Especially when you experience how the Métronome Le Dac allows the digital data stream to flourish when it comes to Mitten . More intense and richer in tone than the DP-777 SE, which in the end works a little more soberly, the art of the acapella troupe The Persuasions , transformed by Le Dac, makes a lot of fun.
The fact is: I have never heard a reproduction that does not unreasonably exceed the limits of neutrality with such a rich range of tones in this price range. The Yesterday cover of the four well-spoken gentlemen about the Le Dac heard sounds simply moving. At the end of the day, if it’s all about music touching us emotionally, then this DAC has got to do a hell of a lot right.
Where can you find something similar? Pretty safe with D/A converters from manufacturers like Kondo or Aries Cerat. But please don’t complain if, after fulfilling audiophile dreams of this caliber, you end up with a heavy mortgage on your house.
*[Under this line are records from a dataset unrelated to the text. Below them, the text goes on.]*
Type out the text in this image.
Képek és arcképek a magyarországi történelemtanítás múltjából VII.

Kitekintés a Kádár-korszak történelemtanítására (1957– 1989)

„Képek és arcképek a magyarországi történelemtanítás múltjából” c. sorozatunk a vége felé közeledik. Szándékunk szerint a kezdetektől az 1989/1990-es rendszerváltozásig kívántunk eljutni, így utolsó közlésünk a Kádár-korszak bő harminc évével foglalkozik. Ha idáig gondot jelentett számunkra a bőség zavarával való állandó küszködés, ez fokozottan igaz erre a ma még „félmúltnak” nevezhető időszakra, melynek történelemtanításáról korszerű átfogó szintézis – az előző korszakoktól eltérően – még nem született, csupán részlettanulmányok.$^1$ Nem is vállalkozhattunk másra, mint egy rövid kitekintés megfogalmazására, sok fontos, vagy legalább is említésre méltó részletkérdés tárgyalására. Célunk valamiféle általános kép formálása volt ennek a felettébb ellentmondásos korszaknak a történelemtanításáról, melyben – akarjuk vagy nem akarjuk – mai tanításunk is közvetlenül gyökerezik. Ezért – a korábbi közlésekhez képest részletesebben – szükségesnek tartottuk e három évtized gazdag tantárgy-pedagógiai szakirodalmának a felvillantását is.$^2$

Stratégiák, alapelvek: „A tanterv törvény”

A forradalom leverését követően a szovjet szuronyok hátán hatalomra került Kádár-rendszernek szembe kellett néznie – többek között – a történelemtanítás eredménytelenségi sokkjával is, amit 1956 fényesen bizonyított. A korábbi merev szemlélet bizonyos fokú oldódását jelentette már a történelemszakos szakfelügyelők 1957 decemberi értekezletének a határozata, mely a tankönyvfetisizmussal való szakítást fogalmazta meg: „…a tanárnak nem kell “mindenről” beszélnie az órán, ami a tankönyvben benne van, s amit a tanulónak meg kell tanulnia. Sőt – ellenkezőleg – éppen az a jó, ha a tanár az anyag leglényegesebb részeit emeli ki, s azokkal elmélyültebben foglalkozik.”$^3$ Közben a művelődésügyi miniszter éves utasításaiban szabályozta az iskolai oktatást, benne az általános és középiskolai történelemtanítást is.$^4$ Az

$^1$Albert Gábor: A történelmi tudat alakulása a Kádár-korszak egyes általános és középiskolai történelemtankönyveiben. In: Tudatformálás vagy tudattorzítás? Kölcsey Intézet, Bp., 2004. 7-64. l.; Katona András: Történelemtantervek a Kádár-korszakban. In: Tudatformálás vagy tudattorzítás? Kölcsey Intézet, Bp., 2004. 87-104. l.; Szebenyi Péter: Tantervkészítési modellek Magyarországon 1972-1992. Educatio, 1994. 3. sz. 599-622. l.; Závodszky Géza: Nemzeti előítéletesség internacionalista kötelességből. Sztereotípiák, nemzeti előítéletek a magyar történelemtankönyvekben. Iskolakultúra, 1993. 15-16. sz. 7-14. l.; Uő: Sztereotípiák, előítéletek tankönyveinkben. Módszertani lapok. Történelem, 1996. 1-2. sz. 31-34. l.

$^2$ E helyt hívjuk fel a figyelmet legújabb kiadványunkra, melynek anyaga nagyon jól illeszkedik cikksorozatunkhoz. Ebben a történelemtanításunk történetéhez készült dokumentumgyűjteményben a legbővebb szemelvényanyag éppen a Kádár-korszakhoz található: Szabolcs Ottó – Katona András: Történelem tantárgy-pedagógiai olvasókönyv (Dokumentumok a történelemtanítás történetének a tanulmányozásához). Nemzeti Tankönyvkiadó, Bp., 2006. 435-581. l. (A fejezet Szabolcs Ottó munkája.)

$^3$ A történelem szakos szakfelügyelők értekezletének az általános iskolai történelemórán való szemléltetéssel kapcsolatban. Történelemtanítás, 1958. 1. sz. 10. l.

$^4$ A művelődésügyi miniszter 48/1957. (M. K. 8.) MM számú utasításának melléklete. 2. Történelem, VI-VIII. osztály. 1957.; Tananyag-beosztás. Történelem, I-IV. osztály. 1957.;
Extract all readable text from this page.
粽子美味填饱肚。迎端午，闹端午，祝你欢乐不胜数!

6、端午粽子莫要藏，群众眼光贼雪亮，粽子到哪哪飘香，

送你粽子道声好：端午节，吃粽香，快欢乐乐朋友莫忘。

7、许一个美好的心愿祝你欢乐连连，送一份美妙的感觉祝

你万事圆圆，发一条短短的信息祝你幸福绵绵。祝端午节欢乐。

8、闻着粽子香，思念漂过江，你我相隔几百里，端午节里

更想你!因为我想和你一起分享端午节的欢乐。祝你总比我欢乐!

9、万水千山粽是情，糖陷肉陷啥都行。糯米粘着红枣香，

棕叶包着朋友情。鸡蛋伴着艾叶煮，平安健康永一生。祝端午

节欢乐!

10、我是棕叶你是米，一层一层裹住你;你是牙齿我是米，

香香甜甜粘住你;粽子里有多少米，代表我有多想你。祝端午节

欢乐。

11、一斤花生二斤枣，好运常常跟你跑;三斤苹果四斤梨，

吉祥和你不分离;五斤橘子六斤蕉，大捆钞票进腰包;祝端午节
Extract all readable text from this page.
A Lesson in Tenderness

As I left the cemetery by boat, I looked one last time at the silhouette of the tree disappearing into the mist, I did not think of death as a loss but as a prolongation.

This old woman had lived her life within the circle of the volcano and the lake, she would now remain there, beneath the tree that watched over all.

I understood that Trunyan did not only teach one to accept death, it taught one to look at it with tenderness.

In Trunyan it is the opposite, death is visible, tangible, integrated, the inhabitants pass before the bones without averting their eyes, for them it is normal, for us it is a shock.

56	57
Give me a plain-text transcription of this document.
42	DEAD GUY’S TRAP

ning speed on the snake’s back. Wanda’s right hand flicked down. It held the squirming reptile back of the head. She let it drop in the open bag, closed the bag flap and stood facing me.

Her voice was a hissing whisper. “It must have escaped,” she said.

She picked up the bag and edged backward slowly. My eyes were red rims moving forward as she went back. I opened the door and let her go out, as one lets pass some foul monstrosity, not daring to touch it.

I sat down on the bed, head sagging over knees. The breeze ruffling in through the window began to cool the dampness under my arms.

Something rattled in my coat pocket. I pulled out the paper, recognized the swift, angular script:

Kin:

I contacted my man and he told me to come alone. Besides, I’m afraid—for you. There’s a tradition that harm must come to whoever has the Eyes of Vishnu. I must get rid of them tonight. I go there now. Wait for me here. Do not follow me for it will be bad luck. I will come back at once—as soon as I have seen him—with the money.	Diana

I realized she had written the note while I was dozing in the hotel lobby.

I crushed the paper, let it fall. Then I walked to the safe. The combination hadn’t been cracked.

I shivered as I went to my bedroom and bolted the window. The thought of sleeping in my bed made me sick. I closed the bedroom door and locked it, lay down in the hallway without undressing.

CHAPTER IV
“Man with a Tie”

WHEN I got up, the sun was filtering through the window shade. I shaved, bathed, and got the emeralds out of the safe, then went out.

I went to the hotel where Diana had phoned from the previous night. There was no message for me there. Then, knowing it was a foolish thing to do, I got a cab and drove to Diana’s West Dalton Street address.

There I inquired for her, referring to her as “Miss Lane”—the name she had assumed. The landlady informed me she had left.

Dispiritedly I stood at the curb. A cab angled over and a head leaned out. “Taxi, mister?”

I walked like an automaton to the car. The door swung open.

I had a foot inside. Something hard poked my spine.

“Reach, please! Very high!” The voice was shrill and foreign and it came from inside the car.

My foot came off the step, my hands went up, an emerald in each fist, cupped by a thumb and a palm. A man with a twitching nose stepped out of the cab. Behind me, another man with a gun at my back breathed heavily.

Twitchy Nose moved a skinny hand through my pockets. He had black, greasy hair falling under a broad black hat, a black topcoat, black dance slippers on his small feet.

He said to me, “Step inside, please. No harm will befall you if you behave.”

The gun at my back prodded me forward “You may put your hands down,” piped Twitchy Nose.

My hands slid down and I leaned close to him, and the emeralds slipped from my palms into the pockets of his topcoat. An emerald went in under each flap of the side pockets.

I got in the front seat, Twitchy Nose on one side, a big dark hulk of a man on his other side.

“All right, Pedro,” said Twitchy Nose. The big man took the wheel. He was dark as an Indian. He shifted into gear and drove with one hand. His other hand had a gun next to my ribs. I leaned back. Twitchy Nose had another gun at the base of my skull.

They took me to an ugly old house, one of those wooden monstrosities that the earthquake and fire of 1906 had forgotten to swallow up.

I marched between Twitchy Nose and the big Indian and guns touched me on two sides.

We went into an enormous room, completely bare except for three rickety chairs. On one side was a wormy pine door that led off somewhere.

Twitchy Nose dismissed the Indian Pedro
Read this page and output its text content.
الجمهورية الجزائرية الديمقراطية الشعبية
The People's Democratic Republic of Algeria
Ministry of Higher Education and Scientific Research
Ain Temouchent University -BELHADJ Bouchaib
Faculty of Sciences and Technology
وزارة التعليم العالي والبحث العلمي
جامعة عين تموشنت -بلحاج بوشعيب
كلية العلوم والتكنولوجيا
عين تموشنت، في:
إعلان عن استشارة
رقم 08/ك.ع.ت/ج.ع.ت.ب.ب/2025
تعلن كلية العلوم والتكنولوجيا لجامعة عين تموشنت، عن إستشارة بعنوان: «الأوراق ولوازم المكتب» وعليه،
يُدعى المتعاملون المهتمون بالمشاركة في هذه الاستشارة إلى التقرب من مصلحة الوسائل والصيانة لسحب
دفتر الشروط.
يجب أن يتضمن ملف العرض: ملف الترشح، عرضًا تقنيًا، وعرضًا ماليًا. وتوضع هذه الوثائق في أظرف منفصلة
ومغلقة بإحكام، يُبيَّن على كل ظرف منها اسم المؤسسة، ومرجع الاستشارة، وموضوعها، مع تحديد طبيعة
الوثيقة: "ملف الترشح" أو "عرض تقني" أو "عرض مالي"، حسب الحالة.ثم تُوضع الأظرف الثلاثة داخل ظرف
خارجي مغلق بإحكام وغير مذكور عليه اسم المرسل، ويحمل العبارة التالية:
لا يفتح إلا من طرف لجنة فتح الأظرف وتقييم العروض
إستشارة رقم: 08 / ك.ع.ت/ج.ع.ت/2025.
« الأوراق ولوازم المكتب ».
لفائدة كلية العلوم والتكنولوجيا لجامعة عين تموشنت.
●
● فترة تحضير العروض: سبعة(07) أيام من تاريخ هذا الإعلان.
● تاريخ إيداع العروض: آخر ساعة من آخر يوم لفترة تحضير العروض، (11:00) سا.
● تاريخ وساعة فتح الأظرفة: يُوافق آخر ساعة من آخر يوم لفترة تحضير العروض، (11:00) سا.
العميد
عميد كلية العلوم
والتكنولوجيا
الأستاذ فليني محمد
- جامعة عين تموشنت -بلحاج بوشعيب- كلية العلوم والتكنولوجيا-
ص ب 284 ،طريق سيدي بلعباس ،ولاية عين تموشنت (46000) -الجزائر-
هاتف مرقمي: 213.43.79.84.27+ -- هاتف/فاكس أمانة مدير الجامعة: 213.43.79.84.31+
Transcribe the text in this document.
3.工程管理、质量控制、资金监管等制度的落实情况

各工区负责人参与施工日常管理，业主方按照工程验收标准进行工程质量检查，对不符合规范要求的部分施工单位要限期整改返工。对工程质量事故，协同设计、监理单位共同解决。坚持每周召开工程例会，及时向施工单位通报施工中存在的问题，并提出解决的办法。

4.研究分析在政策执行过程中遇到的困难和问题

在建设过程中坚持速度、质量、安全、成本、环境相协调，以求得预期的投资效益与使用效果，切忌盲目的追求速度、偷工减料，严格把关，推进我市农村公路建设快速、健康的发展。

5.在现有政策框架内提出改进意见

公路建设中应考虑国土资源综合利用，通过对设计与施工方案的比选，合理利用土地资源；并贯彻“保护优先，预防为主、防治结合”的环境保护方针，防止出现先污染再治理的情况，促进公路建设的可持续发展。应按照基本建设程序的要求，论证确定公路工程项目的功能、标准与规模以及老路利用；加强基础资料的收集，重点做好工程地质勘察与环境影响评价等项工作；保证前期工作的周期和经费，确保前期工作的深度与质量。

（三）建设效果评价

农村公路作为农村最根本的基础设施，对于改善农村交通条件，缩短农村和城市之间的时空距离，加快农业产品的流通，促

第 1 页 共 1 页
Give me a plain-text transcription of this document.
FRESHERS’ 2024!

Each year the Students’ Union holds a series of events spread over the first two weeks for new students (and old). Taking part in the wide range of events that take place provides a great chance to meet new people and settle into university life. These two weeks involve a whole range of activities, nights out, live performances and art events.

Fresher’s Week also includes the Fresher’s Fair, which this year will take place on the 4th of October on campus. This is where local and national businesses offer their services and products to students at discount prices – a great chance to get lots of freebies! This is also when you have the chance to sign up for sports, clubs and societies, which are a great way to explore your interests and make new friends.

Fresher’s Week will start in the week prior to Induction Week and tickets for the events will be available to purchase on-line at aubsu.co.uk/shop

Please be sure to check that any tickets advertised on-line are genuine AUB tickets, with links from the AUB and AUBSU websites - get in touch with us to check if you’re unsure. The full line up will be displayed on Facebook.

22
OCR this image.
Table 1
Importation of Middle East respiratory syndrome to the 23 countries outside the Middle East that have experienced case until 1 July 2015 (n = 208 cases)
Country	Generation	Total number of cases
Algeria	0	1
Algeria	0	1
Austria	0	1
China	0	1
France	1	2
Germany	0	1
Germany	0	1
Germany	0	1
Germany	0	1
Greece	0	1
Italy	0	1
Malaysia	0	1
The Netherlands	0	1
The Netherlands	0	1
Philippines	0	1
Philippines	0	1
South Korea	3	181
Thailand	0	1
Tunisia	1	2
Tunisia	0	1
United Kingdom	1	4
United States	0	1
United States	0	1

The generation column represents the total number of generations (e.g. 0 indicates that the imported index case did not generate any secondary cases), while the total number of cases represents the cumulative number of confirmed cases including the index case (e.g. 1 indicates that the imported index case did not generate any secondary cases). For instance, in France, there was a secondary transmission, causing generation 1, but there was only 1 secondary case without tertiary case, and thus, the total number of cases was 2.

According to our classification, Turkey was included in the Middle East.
Of course, the big bangers manage one or the other in the end a little better than our Le Dac. As a rule, sovereignty and stature are even more format-filling with them, sound structures continue to gain in materiality and haptics – in fact it is often the bass foundation, whose more pronounced depth and blackness made the decisive difference.
On a solid foundation
Even the Métronome Le Dac would probably not play music so convincingly if its fireworks of sound were not based on a very respectable and solid foundation. It certainly keeps a respectful distance from the cars mentioned. And yet: Whether it’s reproducing the rich acoustic bass of “Easy going” by the quartet Pure Desmond (album Audrey) or the ultra-low, electronic vibrations of These New Puritans– the Le Dac shakes them almost nonchalantly out of the sleeve in a quality that I have only heard from the Wavelight with my own and previous DACs. The Le Dac is slightly more juicy, the Ladder DAC is a little gnarly. In the end, the AMR does not reach deep enough into the frequency range to be able to keep up with the younger DACs. And with the South Korean SOtM, I remember a certain stubbornness underneath that prevented him from letting Paul Chambers ‘ legendary bass on Kind of Blue really swing.
When it comes to heartier orchestral fare, Mercury’s 1960 recording of Stravinsky’s ballet Firebird with the London Symphony Orchestra under Antal Dorati (SR-90226) remains one of my all-time references. The reissue in particular, which Bernie Grundman mixed for Classic Records in 1997, often rotates on my TW-Acustics Raven AC for comparison purposes.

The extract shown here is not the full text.